Configuring a template

Template is a directive that specifies the various properties of the T4 text itself. The goal is to affect how the parsing engine interprets the code in the template itself. The options include

  • language: This is the language for the code that does the work. You can emit anything, but the code in the template has to be VB or C#.

  • inherits: This is a class that derives from TextTransformation to be used as the base class.

  • culture: This sets the System.Globalization culture. You know, like en-US or en-GB.

  • debug: Just like the ASP.NET debugger, this sets the return of debug symbols.

  • hostspecific: This is for use with custom hosts — you'll run into it if you are writing for custom hosts.

Including includes

Includes are nice and easy.

Remember ASP classic? No, I don't mean ASP.NET pre-MVC. I mean the old ASP, with VB script, pre-.NET. This is like that. (If you don't, that's okay; I explain it in the next section.)

If you want to include the contents of a file somewhere in your template, just drop the include directive in there and the name of the file in a file attribute.

<#@ include file="c:specialsource.cs" #>

That's all there is to it.

Importing items and assemblies

The import and assembly directives assist with writing code in a template.
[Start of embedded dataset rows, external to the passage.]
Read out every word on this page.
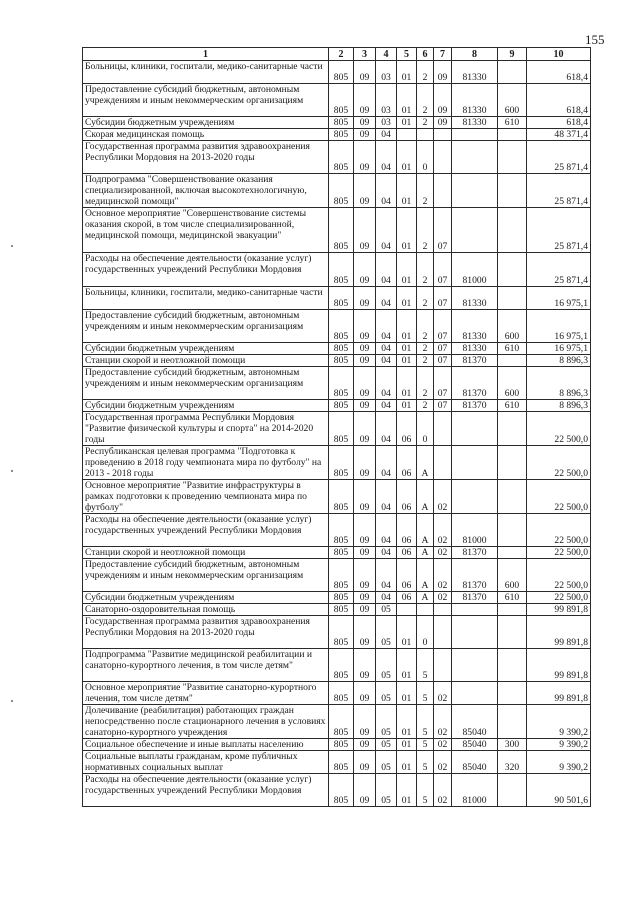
155
1	2	3	4	5	6	7	8	9	10
Больницы, клиники, госпитали, медико-санитарные части	805	09	03	01	2	09	81330		618,4
Предоставление субсидий бюджетным, автономным учреждениям и иным некоммерческим организациям	805	09	03	01	2	09	81330	600	618,4
Субсидии бюджетным учреждениям	805	09	03	01	2	09	81330	610	618,4
Скорая медицинская помощь	805	09	04						48 371,4
Государственная программа развития здравоохранения Республики Мордовия на 2013-2020 годы	805	09	04	01	0				25 871,4
Подпрограмма "Совершенствование оказания специализированной, включая высокотехнологичную, медицинской помощи"	805	09	04	01	2				25 871,4
Основное мероприятие "Совершенствование системы оказания скорой, в том числе специализированной, медицинской помощи, медицинской эвакуации"	805	09	04	01	2	07			25 871,4
Расходы на обеспечение деятельности (оказание услуг) государственных учреждений Республики Мордовия	805	09	04	01	2	07	81000		25 871,4
Больницы, клиники, госпитали, медико-санитарные части	805	09	04	01	2	07	81330		16 975,1
Предоставление субсидий бюджетным, автономным учреждениям и иным некоммерческим организациям	805	09	04	01	2	07	81330	600	16 975,1
Субсидии бюджетным учреждениям	805	09	04	01	2	07	81330	610	16 975,1
Станции скорой и неотложной помощи	805	09	04	01	2	07	81370		8 896,3
Предоставление субсидий бюджетным, автономным учреждениям и иным некоммерческим организациям	805	09	04	01	2	07	81370	600	8 896,3
Субсидии бюджетным учреждениям	805	09	04	01	2	07	81370	610	8 896,3
Государственная программа Республики Мордовия "Развитие физической культуры и спорта" на 2014-2020 годы	805	09	04	06	0				22 500,0
Республиканская целевая программа "Подготовка к проведению в 2018 году чемпионата мира по футболу" на 2013 - 2018 годы	805	09	04	06	А				22 500,0
Основное мероприятие "Развитие инфраструктуры в рамках подготовки к проведению чемпионата мира по футболу"	805	09	04	06	А	02			22 500,0
Расходы на обеспечение деятельности (оказание услуг) государственных учреждений Республики Мордовия	805	09	04	06	А	02	81000		22 500,0
Станции скорой и неотложной помощи	805	09	04	06	А	02	81370		22 500,0
Предоставление субсидий бюджетным, автономным учреждениям и иным некоммерческим организациям	805	09	04	06	А	02	81370	600	22 500,0
Субсидии бюджетным учреждениям	805	09	04	06	А	02	81370	610	22 500,0
Санаторно-оздоровительная помощь	805	09	05						99 891,8
Государственная программа развития здравоохранения Республики Мордовия на 2013-2020 годы	805	09	05	01	0				99 891,8
Подпрограмма "Развитие медицинской реабилитации и санаторно-курортного лечения, в том числе детям"	805	09	05	01	5				99 891,8
Основное мероприятие "Развитие санаторно-курортного лечения, том числе детям"	805	09	05	01	5	02			99 891,8
Долечивание (реабилитация) работающих граждан непосредственно после стационарного лечения в условиях санаторно-курортного учреждения	805	09	05	01	5	02	85040		9 390,2
Социальное обеспечение и иные выплаты населению	805	09	05	01	5	02	85040	300	9 390,2
Социальные выплаты гражданам, кроме публичных нормативных социальных выплат	805	09	05	01	5	02	85040	320	9 390,2
Расходы на обеспечение деятельности (оказание услуг) государственных учреждений Республики Мордовия	805	09	05	01	5	02	81000		90 501,6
In the example earlier in this chapter, I emitted text, but in the real examples that you find in MSDN, you write C# or VB code to modify the text.

If you want that code to use .NET Framework constructs, you need to reference the assembly and import the namespace. For instance, if you are going to get values from a file in your template, you need the System.IO library.

First you need to reference the assembly, unless you are certain the assembly will be referenced in the project. Then you should import the namespace so you don't have to reference items via fully qualified names, as like this:

<#@ assembly name="System.IO.DLL" #>
<#@ import namespace="System.IO" #>

Then, you can reference the file maintenance classes inside the code of the template. You reference code using the <# and #> statements.